How does an arts venue fit into a developing neighborhood? Where do cities come up with money to include the arts in their budgets? When a group goes bankrupt, what happens to its supporters and performers? What’s in a local museum’s storage vault that could possibly intersect the intriguing world of international artifact looting?
Here are some big local arts storylines from the past year and what to watch for going forward:
Arts in Money Trouble
Several veteran arts organizations filed bankruptcy or closed their doors this year:
• Starlight, the outdoor musical theater company that popularized an onstage “freeze” every time a plane flew overhead, filed for bankruptcy in August. The announcement wasn’t a surprise for the beleaguered company, but the court filings yielded a look at how the company inspired devotees to give staggering amounts of money, time and energy since the 1940s.
What’s next: Should Starlight reemerge intact, how will it change its business model?
• Lyric Opera San Diego filed for bankruptcy this fall. The company’s Birch North Park Theatre and adjacent parking structure are often credited with catalyzing the resurgence of street vibrancy along University Avenue there. It’s unclear how Lyric’s bankruptcy will affect the theater’s role as cornerstone in the new North Park. But because the city invested millions in rehabbing the theater, it requires that the Birch remain a performance venue for decades to come even if someone else buys it.
What’s next: Will bankruptcy proceedings disrupt the activity that’s already starting to come back in to the theater for rentals and productions, like the recently announced next season for another musical theater troupe?

• After struggling for a few years, Sushi Contemporary Performance and Visual Arts closed its doors in June, leaving vacant the ground-floor space it had inhabited in East Village’s Icon condo complex.
What’s next? Will the condo developer find another arts tenant for the space?
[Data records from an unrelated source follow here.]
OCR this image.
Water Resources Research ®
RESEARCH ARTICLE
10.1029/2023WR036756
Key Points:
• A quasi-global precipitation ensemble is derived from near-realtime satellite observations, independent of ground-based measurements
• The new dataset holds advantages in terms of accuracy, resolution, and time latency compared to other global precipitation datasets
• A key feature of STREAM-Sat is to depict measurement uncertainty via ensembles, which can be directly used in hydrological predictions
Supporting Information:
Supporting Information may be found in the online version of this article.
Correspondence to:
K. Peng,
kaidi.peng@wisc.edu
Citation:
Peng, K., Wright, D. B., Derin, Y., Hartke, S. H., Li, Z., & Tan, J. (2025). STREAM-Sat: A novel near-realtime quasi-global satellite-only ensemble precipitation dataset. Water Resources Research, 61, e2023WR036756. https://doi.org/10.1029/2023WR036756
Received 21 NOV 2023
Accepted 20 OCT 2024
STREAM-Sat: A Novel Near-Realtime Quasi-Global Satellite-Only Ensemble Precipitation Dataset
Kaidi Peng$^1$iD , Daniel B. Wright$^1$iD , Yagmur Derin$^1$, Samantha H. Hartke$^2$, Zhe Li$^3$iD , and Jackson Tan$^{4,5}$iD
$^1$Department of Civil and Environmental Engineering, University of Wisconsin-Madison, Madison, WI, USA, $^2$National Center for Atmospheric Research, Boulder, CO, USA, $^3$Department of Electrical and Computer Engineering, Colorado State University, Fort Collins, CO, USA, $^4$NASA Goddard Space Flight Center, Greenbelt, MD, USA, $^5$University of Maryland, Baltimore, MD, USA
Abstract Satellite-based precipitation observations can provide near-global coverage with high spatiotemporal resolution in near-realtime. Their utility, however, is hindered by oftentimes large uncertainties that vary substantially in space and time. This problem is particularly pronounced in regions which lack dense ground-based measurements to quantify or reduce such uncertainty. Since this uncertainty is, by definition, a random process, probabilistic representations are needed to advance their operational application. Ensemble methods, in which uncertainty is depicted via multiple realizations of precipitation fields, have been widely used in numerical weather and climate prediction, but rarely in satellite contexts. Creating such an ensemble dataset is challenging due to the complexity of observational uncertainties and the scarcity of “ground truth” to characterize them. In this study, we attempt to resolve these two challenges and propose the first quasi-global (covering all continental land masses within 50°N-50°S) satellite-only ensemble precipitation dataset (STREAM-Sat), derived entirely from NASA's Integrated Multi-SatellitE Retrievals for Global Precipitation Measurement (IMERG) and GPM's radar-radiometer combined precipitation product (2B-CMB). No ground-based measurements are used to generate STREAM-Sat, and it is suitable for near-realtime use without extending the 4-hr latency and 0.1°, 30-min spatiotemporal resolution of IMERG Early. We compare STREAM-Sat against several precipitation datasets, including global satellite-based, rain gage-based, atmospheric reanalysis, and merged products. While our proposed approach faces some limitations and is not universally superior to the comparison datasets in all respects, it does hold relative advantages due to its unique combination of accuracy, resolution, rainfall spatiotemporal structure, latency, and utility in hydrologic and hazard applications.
Will planners at downtown’s redevelopment agency try to make deals to save room for arts and culture in this way again?

How Local Governments Find Money for Arts
At a time when city revenues are scant, the budgets for many local cities’ arts efforts are threatened or slashed all together. What resources will the cities around the county designate for arts? And what about the county itself? A few governments to watch:
• Vista’s Moonlight Amphitheatre, run as a department of the city, will see its last season next summer directed by mainstay Kathy Brombacher. The city has recently pulled back on its budget, leaving a gap for a philanthropic foundation focused on the theater to try to fill. (For more on that change from the city, read this Union-Tribune story from last spring.)
• Escondido’s arts center ran a deficit of $232,000 last year and “officials have hired forensic accountants to investigate whether the center might have lost as much as $200,000 more than has been reported during the last two years.” (North County Times)
• County Supervisor Pam Slater-Price announced she won’t run for re-election, the county’s Board of Supervisors will welcome a new member for the first time since 1995. Slater-Price has consistently designated money for arts from two county grant programs that allow each supervisor to give $1 million per year discretionarily. The grants have often been criticized as a slush fund used to reward political supporters.
Steve Danon, chief of staff to Republican Congressman Brian Bilbray, announced more than two years ago he would run for Slater-Price’s seat. Danon has pledged to abolish the discretionary programs.
What’s Hidden at the Museums
The dramatic nature of a 2008 investigation into an alleged smuggling ring thrust the usually under-the-radar Mingei International Museum in Balboa Park into the limelight. Though the inquiry has seemed to be just collecting dust for three years, officials told us in July the investigation’s ongoing. From my July story:
The whole story bursts with intriguing tentacles, detailed in court documents and published articles in the months following the raid. It centers around artifacts found in Thailand, dating back 2,000-some years, that somehow made their way to a folk arts and crafts museum dedicated to “arts of the people” in San Diego.

Even if nothing comes from this investigation, this topic fascinates me. Museums and arts institutions are often granted deference as sacred sanctuaries honoring archaeology and culture. But museums around the world have been wrestling with questions of the legalities surrounding what had been for centuries a confusing and murky world of colonialism, cultural battles and wars between archaeologists and curators.
What else is hidden at the museums? (If you think there’s something I should know about a museum in San Diego County, drop me a line: kelly.bennett@voiceofsandiego.org).
Holiday reading tip: Check out the book “Chasing Aphrodite: The Hunt for Looted Antiquities at the World’s Richest Museum” about the decades-long saga related to these topics at the Getty in Los Angeles. I rounded up some other good articles to check out in this post.